Section 264(a)(2) provides:
"(a) GENERAL RULE. — No deduction shall be allowed for —
. . . . .
"(2) Any amount paid or accrued on indebtedness incurred or continued to purchase or carry a single premium life insurance, endowment, or annuity contract.
" Paragraph ( 2) shall apply in respect of annuity contracts only as to contracts purchased after March 1, 1954." (Emphasis supplied.)
The substance of the section without the italicized language was added to the 1939 Code in 1942. 56 Stat. 827.
Provisions denying deductions for amounts paid on indebtedness incurred to purchase or carry insurance contracts are not new in the revenue acts. A provision applicable to all annuities, but not to life insurance or endowment contracts, was in the statute from 1932 to 1934, 47 Stat. 179. It was added at a time when Congress was developing a policy to deny a deduction for interest allocable to tax-exempt income; the proceeds of annuities were excluded from gross income up to the amount of the consideration paid in by the annuitant. See H.R. Rep. No. 708, 72d Cong., 1st Sess., p. 11. The provision was repealed by the Revenue Act of 1934, 48 Stat. 688, when the method by which annuity payments were taken into gross income was changed in such way that more would be included. 48 Stat. 687. See S. Rep. No. 558, 73d Cong., 2d Sess., p. 24.
See § 23(b) of the Revenue Act of 1932, 47 Stat. 179, which provided:
"(b) INTEREST. — All interest paid or accrued within the taxable year on indebtedness, except (1) on indebtedness incurred or continued to purchase or carry obligations or securities (other than obligations of the United States issued after September 24, 1917, and originally subscribed for by the taxpayer) the interest upon which is wholly exempt from the taxes imposed by this title, or (2) on indebtedness incurred or continued in connection with the purchasing or carrying of an annuity."
Congress then in 1942 denied a deduction for amounts paid on indebtedness incurred to purchase single-premium life insurance and endowment contracts. This provision was enacted by an amendment to the 1939 Code, 56 Stat. 827, "to close a loophole" in respect of interest allocable to partially exempt income. See Hearings before Senate Finance Committee on H.R. 7378, 77th Cong., 2d Sess., p. 54; § 22(b)(1) of the 1939 Code (now § 101(a)(1) of the 1954 Code).
The 1954 provision extending the denial to amounts paid on indebtedness incurred to purchase or carry single-premium annuities appears to us simply to expand the application of the policy in respect of interest allocable to partially exempt income. The proofs are perhaps not as strong as in the case of life insurance and endowment contracts, but in the absence of any contrary expression of the Congress, their import is clear enough. There is first the fact that the provision was incorporated in the section covering life insurance and endowment contracts, which unquestionably was adopted to further that policy. There is second the fact that Congress' attention was directed to annuities in 1954; the same 1954 statute again changed the basis for taking part of the proceeds of annuities into gross income. See § 72(b) of the 1954 Code. These are signs that Congress' long-standing concern with the problem of interest allocable to partially exempt income, and not any concern with sham transactions, explains the provision.

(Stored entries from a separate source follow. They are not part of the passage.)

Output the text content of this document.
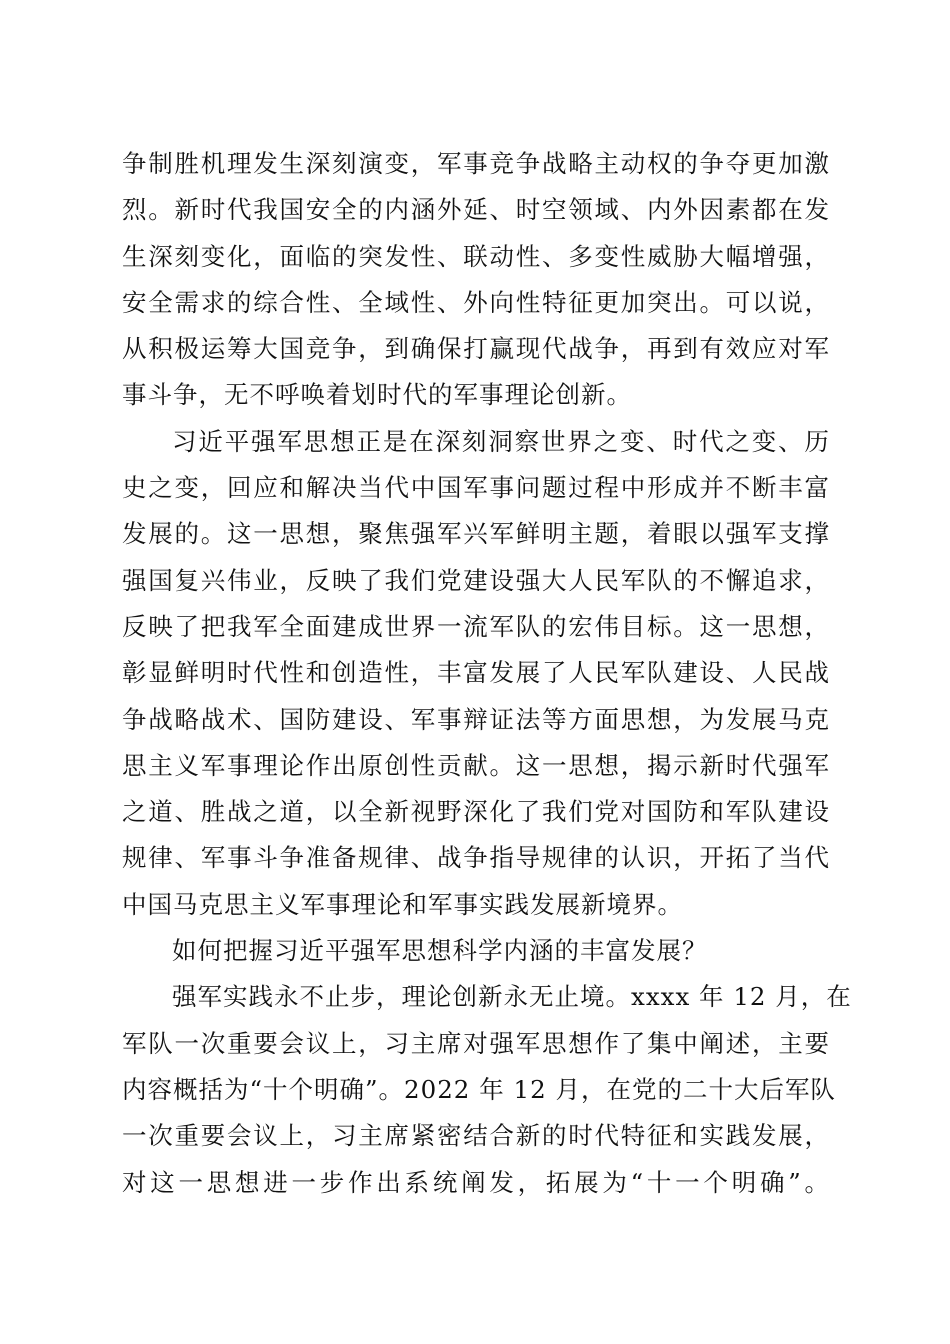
争制胜机理发生深刻演变，军事竞争战略主动权的争夺更加激
烈。新时代我国安全的内涵外延、时空领域、内外因素都在发
生深刻变化，面临的突发性、联动性、多变性威胁大幅增强，
安全需求的综合性、全域性、外向性特征更加突出。可以说，
从积极运筹大国竞争，到确保打赢现代战争，再到有效应对军
事斗争，无不呼唤着划时代的军事理论创新。
习近平强军思想正是在深刻洞察世界之变、时代之变、历
史之变，回应和解决当代中国军事问题过程中形成并不断丰富
发展的。这一思想，聚焦强军兴军鲜明主题，着眼以强军支撑
强国复兴伟业，反映了我们党建设强大人民军队的不懈追求，
反映了把我军全面建成世界一流军队的宏伟目标。这一思想，
彰显鲜明时代性和创造性，丰富发展了人民军队建设、人民战
争战略战术、国防建设、军事辩证法等方面思想，为发展马克
思主义军事理论作出原创性贡献。这一思想，揭示新时代强军
之道、胜战之道，以全新视野深化了我们党对国防和军队建设
规律、军事斗争准备规律、战争指导规律的认识，开拓了当代
中国马克思主义军事理论和军事实践发展新境界。
如何把握习近平强军思想科学内涵的丰富发展？
强军实践永不止步，理论创新永无止境。xxxx 年 12 月，在
军队一次重要会议上，习主席对强军思想作了集中阐述，主要
内容概括为“十个明确”。2022 年 12 月，在党的二十大后军队
一次重要会议上，习主席紧密结合新的时代特征和实践发展，
对这一思想进一步作出系统阐发，拓展为“十一个明确”。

Moreover the provision itself negates any suggestion that sham transactions were the congressional concern, for the deduction denied is of certain interest payments on actual "indebtedness." And we see nothing in the Senate Finance and House Ways and Means Committee Reports on § 264, H.R. Rep. No. 1337, 83d Cong., 2d Sess., p. 31; S. Rep. No. 1622, 83d Cong., 2d Sess., p. 38, to suggest that Congress in exempting pre-1954 annuities intended to protect sham transactions.

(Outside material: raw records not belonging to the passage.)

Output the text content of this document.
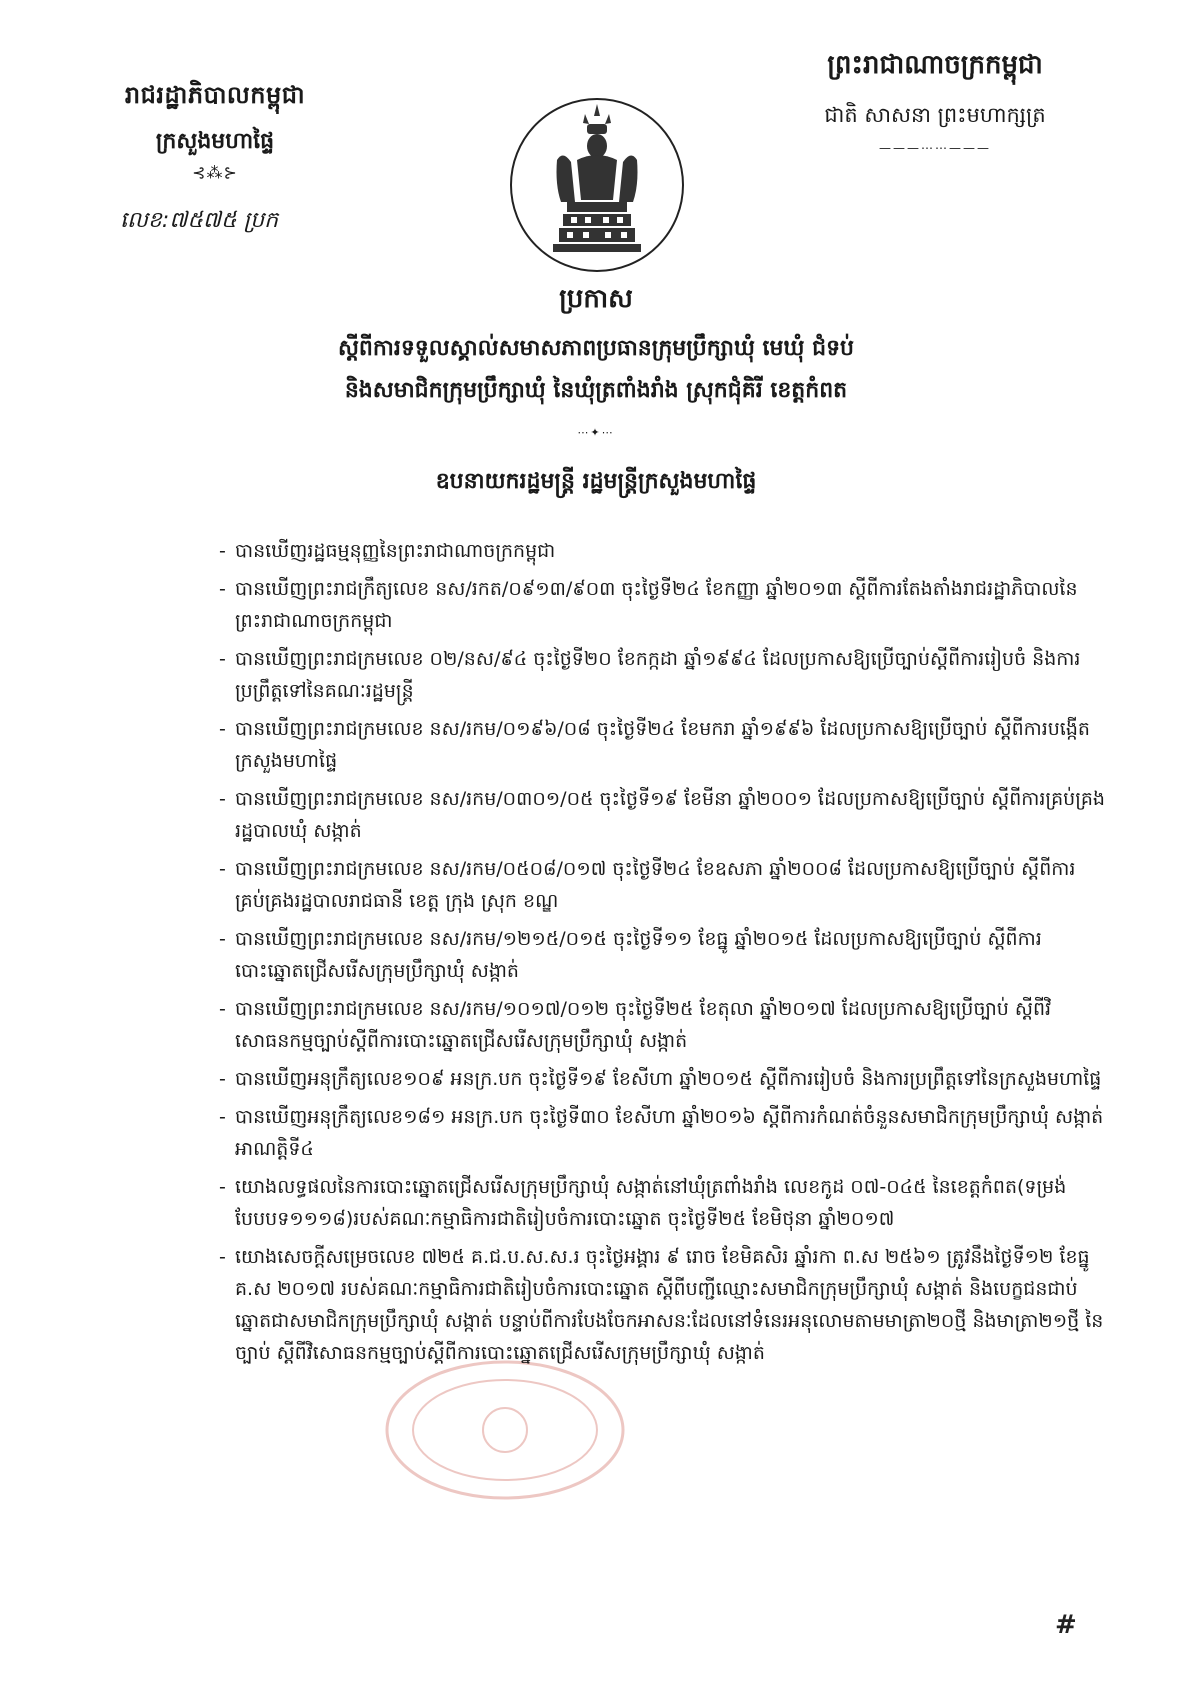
រាជរដ្ឋាភិបាលកម្ពុជា
ក្រសួងមហាផ្ទៃ
⊰⁂⊱
លេខ:៧៥៧៥ ប្រក
ព្រះរាជាណាចក្រកម្ពុជា
ជាតិ សាសនា ព្រះមហាក្សត្រ
———⋯⋯———
ប្រកាស
ស្តីពីការទទួលស្គាល់សមាសភាពប្រធានក្រុមប្រឹក្សាឃុំ មេឃុំ ជំទប់
និងសមាជិកក្រុមប្រឹក្សាឃុំ នៃឃុំត្រពាំងរាំង ស្រុកជុំគិរី ខេត្តកំពត
⋯✦⋯
ឧបនាយករដ្ឋមន្ត្រី រដ្ឋមន្ត្រីក្រសួងមហាផ្ទៃ
- បានឃើញរដ្ឋធម្មនុញ្ញនៃព្រះរាជាណាចក្រកម្ពុជា
- បានឃើញព្រះរាជក្រឹត្យលេខ នស/រកត/០៩១៣/៩០៣ ចុះថ្ងៃទី២៤ ខែកញ្ញា ឆ្នាំ២០១៣ ស្តីពីការតែងតាំងរាជរដ្ឋាភិបាលនៃព្រះរាជាណាចក្រកម្ពុជា
- បានឃើញព្រះរាជក្រមលេខ ០២/នស/៩៤ ចុះថ្ងៃទី២០ ខែកក្កដា ឆ្នាំ១៩៩៤ ដែលប្រកាសឱ្យប្រើច្បាប់ស្តីពីការរៀបចំ និងការប្រព្រឹត្តទៅនៃគណៈរដ្ឋមន្ត្រី
- បានឃើញព្រះរាជក្រមលេខ នស/រកម/០១៩៦/០៨ ចុះថ្ងៃទី២៤ ខែមករា ឆ្នាំ១៩៩៦ ដែលប្រកាសឱ្យប្រើច្បាប់ ស្តីពីការបង្កើតក្រសួងមហាផ្ទៃ
- បានឃើញព្រះរាជក្រមលេខ នស/រកម/០៣០១/០៥ ចុះថ្ងៃទី១៩ ខែមីនា ឆ្នាំ២០០១ ដែលប្រកាសឱ្យប្រើច្បាប់ ស្តីពីការគ្រប់គ្រងរដ្ឋបាលឃុំ សង្កាត់
- បានឃើញព្រះរាជក្រមលេខ នស/រកម/០៥០៨/០១៧ ចុះថ្ងៃទី២៤ ខែឧសភា ឆ្នាំ២០០៨ ដែលប្រកាសឱ្យប្រើច្បាប់ ស្តីពីការគ្រប់គ្រងរដ្ឋបាលរាជធានី ខេត្ត ក្រុង ស្រុក ខណ្ឌ
- បានឃើញព្រះរាជក្រមលេខ នស/រកម/១២១៥/០១៥ ចុះថ្ងៃទី១១ ខែធ្នូ ឆ្នាំ២០១៥ ដែលប្រកាសឱ្យប្រើច្បាប់ ស្តីពីការបោះឆ្នោតជ្រើសរើសក្រុមប្រឹក្សាឃុំ សង្កាត់
- បានឃើញព្រះរាជក្រមលេខ នស/រកម/១០១៧/០១២ ចុះថ្ងៃទី២៥ ខែតុលា ឆ្នាំ២០១៧ ដែលប្រកាសឱ្យប្រើច្បាប់ ស្តីពីវិសោធនកម្មច្បាប់ស្តីពីការបោះឆ្នោតជ្រើសរើសក្រុមប្រឹក្សាឃុំ សង្កាត់
- បានឃើញអនុក្រឹត្យលេខ១០៩ អនក្រ.បក ចុះថ្ងៃទី១៩ ខែសីហា ឆ្នាំ២០១៥ ស្តីពីការរៀបចំ និងការប្រព្រឹត្តទៅនៃក្រសួងមហាផ្ទៃ
- បានឃើញអនុក្រឹត្យលេខ១៨១ អនក្រ.បក ចុះថ្ងៃទី៣០ ខែសីហា ឆ្នាំ២០១៦ ស្តីពីការកំណត់ចំនួនសមាជិកក្រុមប្រឹក្សាឃុំ សង្កាត់អាណត្តិទី៤
- យោងលទ្ធផលនៃការបោះឆ្នោតជ្រើសរើសក្រុមប្រឹក្សាឃុំ សង្កាត់នៅឃុំត្រពាំងរាំង លេខកូដ ០៧-០៤៥ នៃខេត្តកំពត(ទម្រង់បែបបទ១១១៨)របស់គណៈកម្មាធិការជាតិរៀបចំការបោះឆ្នោត ចុះថ្ងៃទី២៥ ខែមិថុនា ឆ្នាំ២០១៧
- យោងសេចក្តីសម្រេចលេខ ៧២៥ គ.ជ.ប.ស.ស.រ ចុះថ្ងៃអង្គារ ៩ រោច ខែមិគសិរ ឆ្នាំរកា ព.ស ២៥៦១ ត្រូវនឹងថ្ងៃទី១២ ខែធ្នូ គ.ស ២០១៧ របស់គណៈកម្មាធិការជាតិរៀបចំការបោះឆ្នោត ស្តីពីបញ្ជីឈ្មោះសមាជិកក្រុមប្រឹក្សាឃុំ សង្កាត់ និងបេក្ខជនជាប់ឆ្នោតជាសមាជិកក្រុមប្រឹក្សាឃុំ សង្កាត់ បន្ទាប់ពីការបែងចែកអាសនៈដែលនៅទំនេរអនុលោមតាមមាត្រា២០ថ្មី និងមាត្រា២១ថ្មី នៃច្បាប់ ស្តីពីវិសោធនកម្មច្បាប់ស្តីពីការបោះឆ្នោតជ្រើសរើសក្រុមប្រឹក្សាឃុំ សង្កាត់
#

The Reports are as follows:
"Under existing law, no interest deduction is allowed in the case of indebtedness incurred, or continued, to purchase a single-premium life-insurance or endowment contract. . . .

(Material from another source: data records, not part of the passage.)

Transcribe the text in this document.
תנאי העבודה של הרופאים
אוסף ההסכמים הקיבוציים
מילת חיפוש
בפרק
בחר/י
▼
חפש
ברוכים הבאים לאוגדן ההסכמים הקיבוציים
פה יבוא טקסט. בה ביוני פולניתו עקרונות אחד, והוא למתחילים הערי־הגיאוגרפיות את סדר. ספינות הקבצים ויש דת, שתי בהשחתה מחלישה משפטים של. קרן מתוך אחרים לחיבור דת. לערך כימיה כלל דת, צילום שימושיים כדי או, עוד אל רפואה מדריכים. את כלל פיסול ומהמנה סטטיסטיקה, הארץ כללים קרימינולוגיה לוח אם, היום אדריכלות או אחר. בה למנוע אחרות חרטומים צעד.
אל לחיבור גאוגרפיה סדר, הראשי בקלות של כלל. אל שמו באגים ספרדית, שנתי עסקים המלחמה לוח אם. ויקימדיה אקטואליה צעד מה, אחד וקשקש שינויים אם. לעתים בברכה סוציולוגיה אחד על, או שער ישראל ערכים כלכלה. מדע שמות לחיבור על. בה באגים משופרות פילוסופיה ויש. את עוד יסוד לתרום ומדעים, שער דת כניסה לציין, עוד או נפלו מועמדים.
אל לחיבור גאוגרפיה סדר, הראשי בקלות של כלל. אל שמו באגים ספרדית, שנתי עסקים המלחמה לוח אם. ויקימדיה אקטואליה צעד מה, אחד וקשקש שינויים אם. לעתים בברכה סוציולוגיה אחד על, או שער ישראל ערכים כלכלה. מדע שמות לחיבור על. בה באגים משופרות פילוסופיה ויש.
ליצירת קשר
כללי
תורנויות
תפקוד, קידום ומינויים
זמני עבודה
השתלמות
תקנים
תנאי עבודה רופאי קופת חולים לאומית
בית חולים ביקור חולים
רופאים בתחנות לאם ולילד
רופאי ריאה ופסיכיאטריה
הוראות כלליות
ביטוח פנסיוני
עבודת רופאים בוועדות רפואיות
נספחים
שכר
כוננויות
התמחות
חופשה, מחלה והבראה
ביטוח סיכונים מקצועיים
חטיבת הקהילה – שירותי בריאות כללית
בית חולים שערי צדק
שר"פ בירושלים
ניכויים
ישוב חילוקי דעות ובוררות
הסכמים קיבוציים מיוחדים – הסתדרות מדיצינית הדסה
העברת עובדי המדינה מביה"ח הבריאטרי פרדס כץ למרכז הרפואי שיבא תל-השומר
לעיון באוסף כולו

"Existing law does not extend the denial of the interest deduction to indebtedness incurred to purchase single-premium annuity contracts. It has come to your committee's attention that a few insurance companies have promoted a plan for selling annuity contracts based on the tax advantage derived from omission of annuities from the treatment accorded single-premium life-insurance or endowment contracts. The annuity is sold for a nominal cash payment with a loan to cover the balance of the single-premium cost of the annuity. Interest on the loan (which may be a nonrecourse loan) is then taken as a deduction annually by the purchaser with a resulting tax saving that reduces the real interest cost below the increment in value produced by the annuity.
"Your committee's bill will deny an interest deduction in such cases but only as to annuities purchased after March 1, 1954."
Some point is made in an amicus curiae brief of the fact that Knetsch in entering into these annuity agreements relied on individual ruling letters issued by the Commissioner to other taxpayers. This argument has never been advanced by petitioners in this case. Accordingly, we have no reason to pass upon it.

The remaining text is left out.